Verbatim theatre transforms words into emotions that remain in our spirits.
From the brilliant mind of Alana Valentine, Australia’s most well known verbatim playwright, comes a new complex relationship drama, Ladies Day. Using the method of verbatim theatre, the process of creating performances using interviews, Valentine has produced an impressive list of works and won multiple awards. Most notably, Valentine won three AWGIE awards in 2013, including the Inaugural David Williamson Award for Excellence in Writing for the Australian Theatre. As well as has had an impressive resume, Valentine’s productions Parramatta Girls and Shafana and Aunt Sarrinah both appear on the New South Wales Schools’ Syllabus for Drama and English.
Due to her chosen method of writing, Alana spent months researching and interviewing individuals from the Broome, WA LGBTQ community before crafting Ladies Day into the play that it is today.

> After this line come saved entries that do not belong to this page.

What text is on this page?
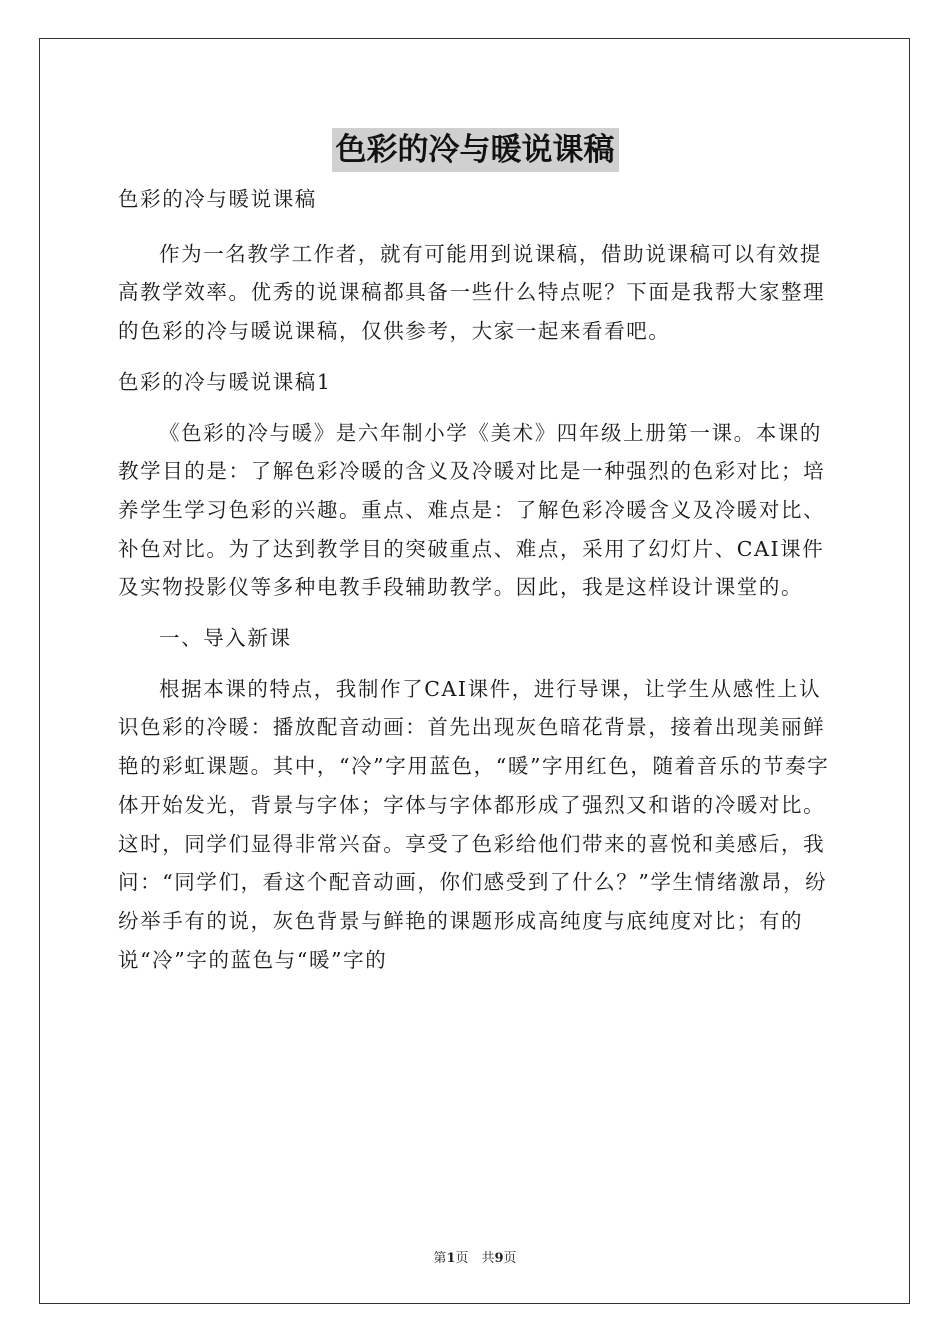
色彩的冷与暖说课稿

色彩的冷与暖说课稿

作为一名教学工作者，就有可能用到说课稿，借助说课稿可以有效提高教学效率。优秀的说课稿都具备一些什么特点呢？下面是我帮大家整理的色彩的冷与暖说课稿，仅供参考，大家一起来看看吧。

色彩的冷与暖说课稿1

《色彩的冷与暖》是六年制小学《美术》四年级上册第一课。本课的教学目的是：了解色彩冷暖的含义及冷暖对比是一种强烈的色彩对比；培养学生学习色彩的兴趣。重点、难点是：了解色彩冷暖含义及冷暖对比、补色对比。为了达到教学目的突破重点、难点，采用了幻灯片、CAI课件及实物投影仪等多种电教手段辅助教学。因此，我是这样设计课堂的。

一、导入新课

根据本课的特点，我制作了CAI课件，进行导课，让学生从感性上认识色彩的冷暖：播放配音动画：首先出现灰色暗花背景，接着出现美丽鲜艳的彩虹课题。其中，“冷”字用蓝色，“暖”字用红色，随着音乐的节奏字体开始发光，背景与字体；字体与字体都形成了强烈又和谐的冷暖对比。这时，同学们显得非常兴奋。享受了色彩给他们带来的喜悦和美感后，我问：“同学们，看这个配音动画，你们感受到了什么？”学生情绪激昂，纷纷举手有的说，灰色背景与鲜艳的课题形成高纯度与底纯度对比；有的说“冷”字的蓝色与“暖”字的

第1页　共9页
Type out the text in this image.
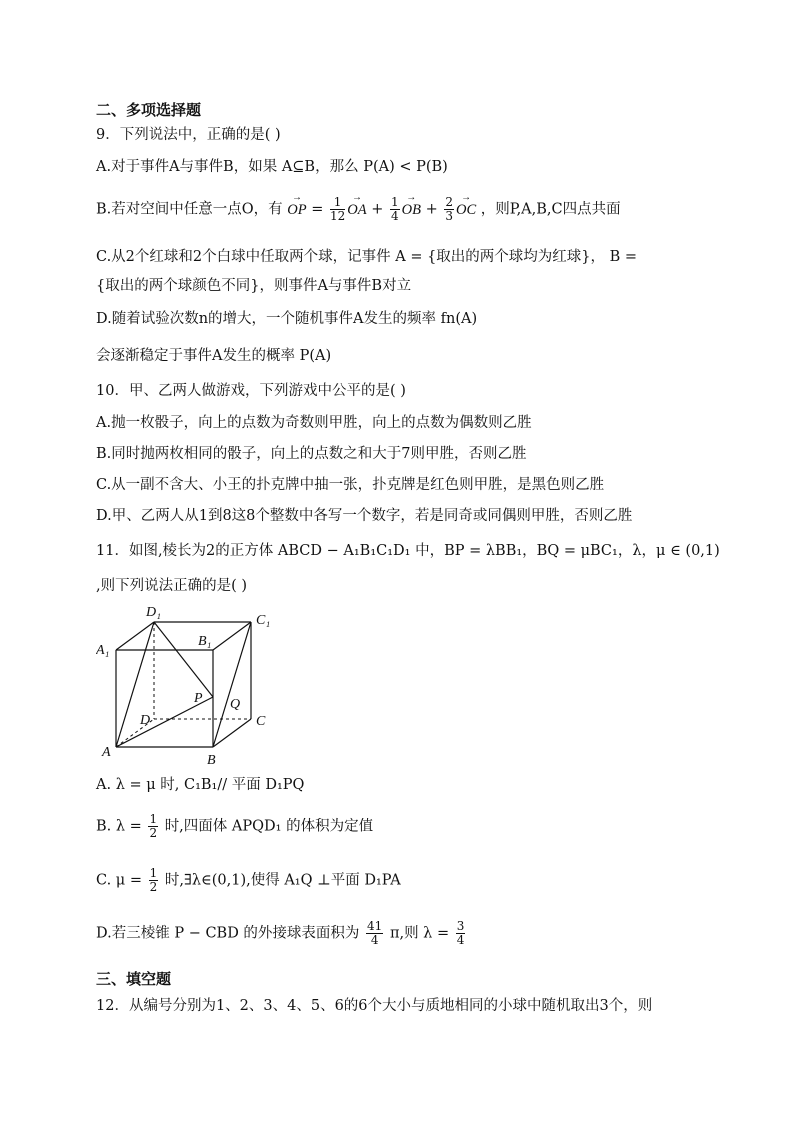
二、多项选择题
9．下列说法中，正确的是( )
A.对于事件A与事件B，如果 A⊆B，那么 P(A) < P(B)
B.若对空间中任意一点O，有 → OP = $\frac{1}{12}$ → OA + $\frac{1}{4}$ → OB + $\frac{2}{3}$ → OC ，则P,A,B,C四点共面
C.从2个红球和2个白球中任取两个球，记事件 A = {取出的两个球均为红球}， B =
{取出的两个球颜色不同}，则事件A与事件B对立
D.随着试验次数n的增大，一个随机事件A发生的频率 fn(A)
会逐渐稳定于事件A发生的概率 P(A)
10．甲、乙两人做游戏，下列游戏中公平的是( )
A.抛一枚骰子，向上的点数为奇数则甲胜，向上的点数为偶数则乙胜
B.同时抛两枚相同的骰子，向上的点数之和大于7则甲胜，否则乙胜
C.从一副不含大、小王的扑克牌中抽一张，扑克牌是红色则甲胜，是黑色则乙胜
D.甲、乙两人从1到8这8个整数中各写一个数字，若是同奇或同偶则甲胜，否则乙胜
11．如图,棱长为2的正方体 ABCD − A₁B₁C₁D₁ 中，BP = λBB₁，BQ = μBC₁，λ，μ ∈ (0,1)
,则下列说法正确的是( )
D₁
C₁
A₁
B₁
P Q
D	C
A
B
A. λ = μ 时, C₁B₁// 平面 D₁PQ
B. $\lambda = \frac{1}{2}$ 时,四面体 APQD₁ 的体积为定值
C. $\mu = \frac{1}{2}$ 时,∃λ∈(0,1),使得 A₁Q ⊥平面 D₁PA
D.若三棱锥 P − CBD 的外接球表面积为 $\frac{41}{4} \pi$,则 $\lambda = \frac{3}{4}$
三、填空题
12．从编号分别为1、2、3、4、5、6的6个大小与质地相同的小球中随机取出3个，则
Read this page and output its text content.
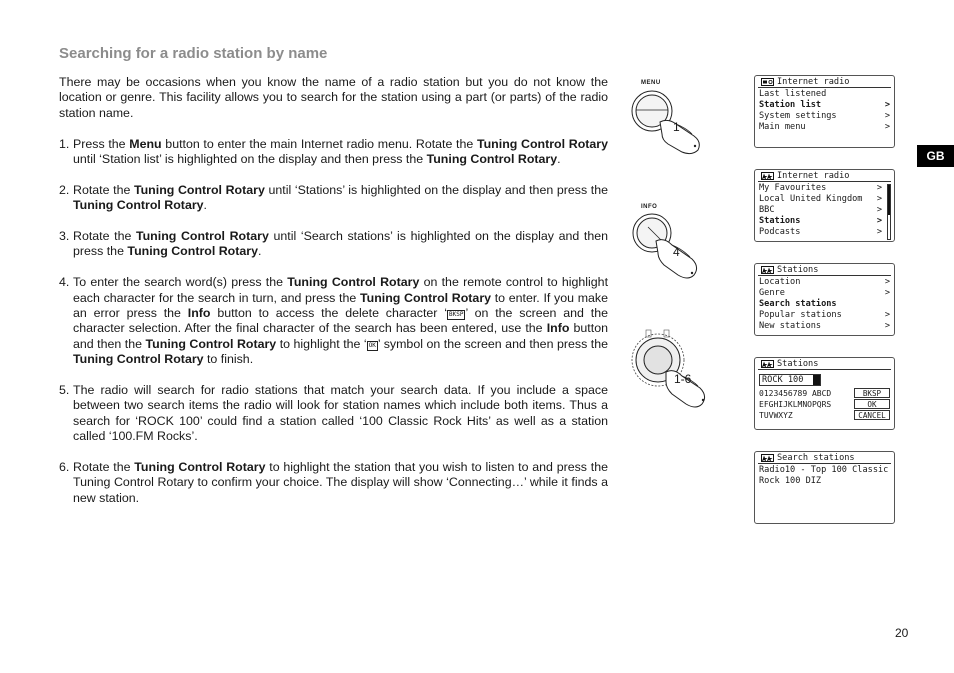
Searching for a radio station by name

There may be occasions when you know the name of a radio station but you do not know the location or genre. This facility allows you to search for the station using a part (or parts) of the radio station name.

1. Press the Menu button to enter the main Internet radio menu. Rotate the Tuning Control Rotary until ‘Station list’ is highlighted on the display and then press the Tuning Control Rotary.

2. Rotate the Tuning Control Rotary until ‘Stations’ is highlighted on the display and then press the Tuning Control Rotary.

3. Rotate the Tuning Control Rotary until ‘Search stations’ is highlighted on the display and then press the Tuning Control Rotary.

4. To enter the search word(s) press the Tuning Control Rotary on the remote control to highlight each character for the search in turn, and press the Tuning Control Rotary to enter. If you make an error press the Info button to access the delete character ‘ BKSP ’ on the screen and the character selection. After the final character of the search has been entered, use the Info button and then the Tuning Control Rotary to highlight the ‘ OK ’ symbol on the screen and then press the Tuning Control Rotary to finish.

5. The radio will search for radio stations that match your search data. If you include a space between two search items the radio will look for station names which include both items. Thus a search for ‘ROCK 100’ could find a station called ‘100 Classic Rock Hits’ as well as a station called ‘100.FM Rocks’.

6. Rotate the Tuning Control Rotary to highlight the station that you wish to listen to and press the Tuning Control Rotary to confirm your choice. The display will show ‘Connecting…’ while it finds a new station.

MENU
1
INFO
4
1-6
Internet radio
Last listened
Station list	>
System settings	>
Main menu	>
Internet radio
My Favourites	>
Local United Kingdom	>
BBC	>
Stations	>
Podcasts	>
Stations
Location	>
Genre	>
Search stations
Popular stations	>
New stations	>
Stations
ROCK 100
0123456789 ABCD	BKSP
EFGHIJKLMNOPQRS	OK
TUVWXYZ	CANCEL
Search stations
Radio10 - Top 100 Classic
Rock 100 DIZ
GB
20
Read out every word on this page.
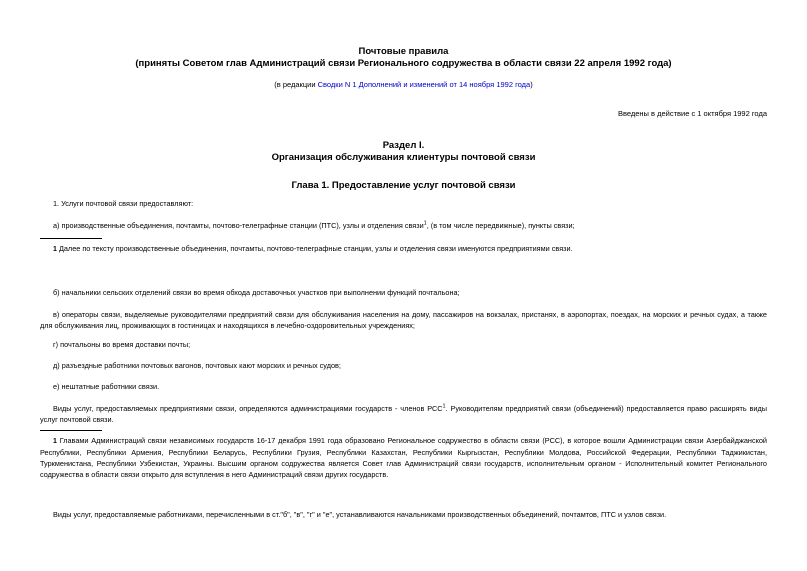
Почтовые правила
(приняты Советом глав Администраций связи Регионального содружества в области связи 22 апреля 1992 года)
(в редакции Сводки N 1 Дополнений и изменений от 14 ноября 1992 года)
Введены в действие с 1 октября 1992 года
Раздел I.
Организация обслуживания клиентуры почтовой связи
Глава 1. Предоставление услуг почтовой связи
1. Услуги почтовой связи предоставляют:
а) производственные объединения, почтамты, почтово-телеграфные станции (ПТС), узлы и отделения связи$^1$, (в том числе передвижные), пункты связи;
1 Далее по тексту производственные объединения, почтамты, почтово-телеграфные станции, узлы и отделения связи именуются предприятиями связи.
б) начальники сельских отделений связи во время обхода доставочных участков при выполнении функций почтальона;
в) операторы связи, выделяемые руководителями предприятий связи для обслуживания населения на дому, пассажиров на вокзалах, пристанях, в аэропортах, поездах, на морских и речных судах, а также для обслуживания лиц, проживающих в гостиницах и находящихся в лечебно-оздоровительных учреждениях;
г) почтальоны во время доставки почты;
д) разъездные работники почтовых вагонов, почтовых кают морских и речных судов;
е) нештатные работники связи.
Виды услуг, предоставляемых предприятиями связи, определяются администрациями государств - членов РСС$^1$. Руководителям предприятий связи (объединений) предоставляется право расширять виды услуг почтовой связи.
1 Главами Администраций связи независимых государств 16-17 декабря 1991 года образовано Региональное содружество в области связи (РСС), в которое вошли Администрации связи Азербайджанской Республики, Республики Армения, Республики Беларусь, Республики Грузия, Республики Казахстан, Республики Кыргызстан, Республики Молдова, Российской Федерации, Республики Таджикистан, Туркменистана, Республики Узбекистан, Украины. Высшим органом содружества является Совет глав Администраций связи государств, исполнительным органом - Исполнительный комитет Регионального содружества в области связи открыто для вступления в него Администраций связи других государств.
Виды услуг, предоставляемые работниками, перечисленными в ст."б", "в", "г" и "е", устанавливаются начальниками производственных объединений, почтамтов, ПТС и узлов связи.
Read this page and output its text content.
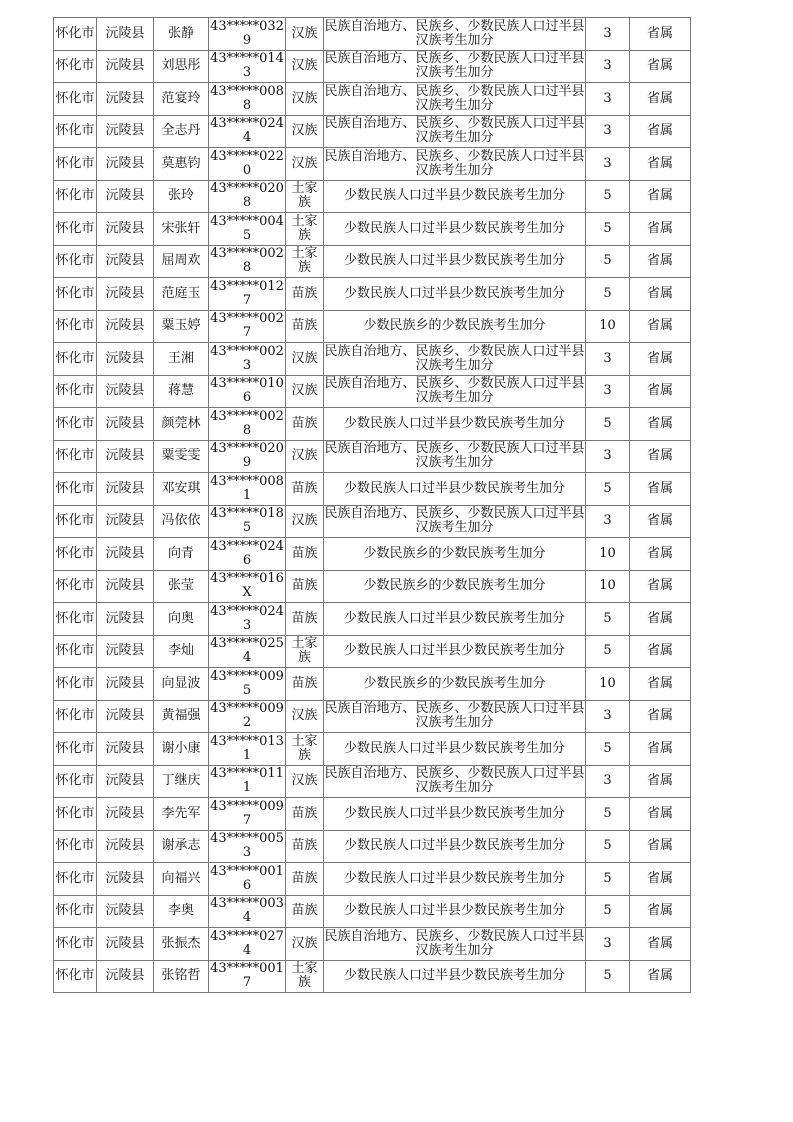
怀化市	沅陵县	张静	43*****0329	汉族	民族自治地方、民族乡、少数民族人口过半县汉族考生加分	3	省属
怀化市	沅陵县	刘思彤	43*****0143	汉族	民族自治地方、民族乡、少数民族人口过半县汉族考生加分	3	省属
怀化市	沅陵县	范宴玲	43*****0088	汉族	民族自治地方、民族乡、少数民族人口过半县汉族考生加分	3	省属
怀化市	沅陵县	全志丹	43*****0244	汉族	民族自治地方、民族乡、少数民族人口过半县汉族考生加分	3	省属
怀化市	沅陵县	莫惠钧	43*****0220	汉族	民族自治地方、民族乡、少数民族人口过半县汉族考生加分	3	省属
怀化市	沅陵县	张玲	43*****0208	土家族	少数民族人口过半县少数民族考生加分	5	省属
怀化市	沅陵县	宋张轩	43*****0045	土家族	少数民族人口过半县少数民族考生加分	5	省属
怀化市	沅陵县	屈周欢	43*****0028	土家族	少数民族人口过半县少数民族考生加分	5	省属
怀化市	沅陵县	范庭玉	43*****0127	苗族	少数民族人口过半县少数民族考生加分	5	省属
怀化市	沅陵县	粟玉婷	43*****0027	苗族	少数民族乡的少数民族考生加分	10	省属
怀化市	沅陵县	王湘	43*****0023	汉族	民族自治地方、民族乡、少数民族人口过半县汉族考生加分	3	省属
怀化市	沅陵县	蒋慧	43*****0106	汉族	民族自治地方、民族乡、少数民族人口过半县汉族考生加分	3	省属
怀化市	沅陵县	颜莞林	43*****0028	苗族	少数民族人口过半县少数民族考生加分	5	省属
怀化市	沅陵县	粟雯雯	43*****0209	汉族	民族自治地方、民族乡、少数民族人口过半县汉族考生加分	3	省属
怀化市	沅陵县	邓安琪	43*****0081	苗族	少数民族人口过半县少数民族考生加分	5	省属
怀化市	沅陵县	冯依依	43*****0185	汉族	民族自治地方、民族乡、少数民族人口过半县汉族考生加分	3	省属
怀化市	沅陵县	向青	43*****0246	苗族	少数民族乡的少数民族考生加分	10	省属
怀化市	沅陵县	张莹	43*****016X	苗族	少数民族乡的少数民族考生加分	10	省属
怀化市	沅陵县	向奥	43*****0243	苗族	少数民族人口过半县少数民族考生加分	5	省属
怀化市	沅陵县	李灿	43*****0254	土家族	少数民族人口过半县少数民族考生加分	5	省属
怀化市	沅陵县	向显波	43*****0095	苗族	少数民族乡的少数民族考生加分	10	省属
怀化市	沅陵县	黄福强	43*****0092	汉族	民族自治地方、民族乡、少数民族人口过半县汉族考生加分	3	省属
怀化市	沅陵县	谢小康	43*****0131	土家族	少数民族人口过半县少数民族考生加分	5	省属
怀化市	沅陵县	丁继庆	43*****0111	汉族	民族自治地方、民族乡、少数民族人口过半县汉族考生加分	3	省属
怀化市	沅陵县	李先军	43*****0097	苗族	少数民族人口过半县少数民族考生加分	5	省属
怀化市	沅陵县	谢承志	43*****0053	苗族	少数民族人口过半县少数民族考生加分	5	省属
怀化市	沅陵县	向福兴	43*****0016	苗族	少数民族人口过半县少数民族考生加分	5	省属
怀化市	沅陵县	李奥	43*****0034	苗族	少数民族人口过半县少数民族考生加分	5	省属
怀化市	沅陵县	张振杰	43*****0274	汉族	民族自治地方、民族乡、少数民族人口过半县汉族考生加分	3	省属
怀化市	沅陵县	张铭哲	43*****0017	土家族	少数民族人口过半县少数民族考生加分	5	省属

Combining the interviews, research, and her talent for writing, Ladies Day is a drama that tells the story of a brutal act of violence during Ladies Day at the Broome races. The juxtaposition of the festive nature and violent act stands to remind the audience that life is not as glamorous as it might appear on the surface. In its entirety, Ladies Day is a story about hope, revenge, love, and isolation.
Conducting the interviews around Broome allowed Alana to experience different settings. Accompanying one of her interview subjects to the VIP bar at the Broome racetracks allowed Alana to experience the tracks in an entirely new way. During her time at the racetracks, Alana learned about her interview subject’s past and how alienation and discrimination started early in his life.
Meeting with multiple men allowed her to collect multiple stories and viewpoints. When describing the men’s willingness to share stories of their lives, Alana says, “What I love about meeting these men is the easy way in which we picked up a common conversation, the generous way they disclose themselves, the familiarity of their issues, the similarity of their concerns” but adds that “under the surface is a wariness, an awareness of vulnerability perhaps, or a consciousness about not censoring or limiting themselves…”
Although Alana used the experiences of these men to form Ladies Day she faced the task of putting herself into the story.
She says, “What these men demanded of me as a writer was that I go well and truly beyond the role of chronicler of other people’s stories.” Not wanting to reveal too much about the play, Alana describes what she wants to achieve with this play, saying that she has tried to write “a play about the nature of truth and its relationship to storytelling, a play which reflects on all my work as a verbatim-inspired, authenticity loving artist but concedes power to the magical, fictional, self-delusional nature of the stories we tell ourselves and others.”
Ladies Day will be presented in association with Sydney Gay and Lesbian Mardi Gras at Griffin Theatre Company.